RocketMan2 Posted January 19, 2007 Posted January 19, 2007 Imagine what your ideal situation is. Dream it. Write down goals or even make a collage of the things you want in your life. Then take some steps in that direction. Your heart is going to hurt - but every time you think about him - take a look at that list or collage and realize that he doesn't fit into your big picture. Thats a good one, ill have to remember that
Author sosad26 Posted January 20, 2007 Author Posted January 20, 2007 What everyone is saying makes sense. I think it was when RocketMan2 said basically that I could enjoy the fact in knowing that we would not be communicating, I thought to myself, that's good, I never looked at it that way.
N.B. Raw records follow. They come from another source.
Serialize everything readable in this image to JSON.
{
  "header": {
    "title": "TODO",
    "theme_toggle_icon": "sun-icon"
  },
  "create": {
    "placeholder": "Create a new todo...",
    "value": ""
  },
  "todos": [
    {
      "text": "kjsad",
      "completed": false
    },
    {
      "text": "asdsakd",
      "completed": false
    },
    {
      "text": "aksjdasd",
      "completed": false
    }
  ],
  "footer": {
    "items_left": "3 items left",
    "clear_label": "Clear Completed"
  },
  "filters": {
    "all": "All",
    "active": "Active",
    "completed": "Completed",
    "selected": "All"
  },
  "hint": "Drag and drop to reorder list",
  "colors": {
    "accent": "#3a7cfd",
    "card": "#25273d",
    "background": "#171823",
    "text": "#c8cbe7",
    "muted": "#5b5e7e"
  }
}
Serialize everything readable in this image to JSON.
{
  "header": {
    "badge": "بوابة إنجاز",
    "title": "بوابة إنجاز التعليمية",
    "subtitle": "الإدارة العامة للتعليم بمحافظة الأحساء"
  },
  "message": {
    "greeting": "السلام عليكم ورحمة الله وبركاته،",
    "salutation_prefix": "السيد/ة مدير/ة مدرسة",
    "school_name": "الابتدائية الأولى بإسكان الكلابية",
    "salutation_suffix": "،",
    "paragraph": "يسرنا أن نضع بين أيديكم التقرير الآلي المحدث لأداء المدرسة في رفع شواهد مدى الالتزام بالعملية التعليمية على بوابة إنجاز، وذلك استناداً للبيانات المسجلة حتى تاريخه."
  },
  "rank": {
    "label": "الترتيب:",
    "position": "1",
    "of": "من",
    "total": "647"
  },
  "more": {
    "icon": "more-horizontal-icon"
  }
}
I realized that I have lost focus of what I find truly important because I have spent so much of my time worring about him, don't get me wrong, I've been trying to do something everyday, even before the text message dumping, to make myself happy but it would always be to limited avail because my focus would soon go back to the same place. Now, I feel like I can fully enjoy the things that make me happy, discover new things, re-discover left things with out thinking of him. I don't have to any more. His opinion no longer matters. I spoke with my mother and she made me realize that I would've out grown him and become bored. He would never have understood my passion for painting and never accepted my success because it would have interfered with his own tyranical reign over everything in his life, everything is and was about him in his mind. I am not a traditional person and I could not live my life being controlled, by anyone let alone him. So deep down I know it is for the best, and it is starting to hurt less and less. Time heals everything, and I feel as though I've given him far too much time already (not saying there won't be relapses, but I can also choose not to there in my mind) but in time I wil be back to my old self...free. Thank you again for your ensight. Truly eye-opening.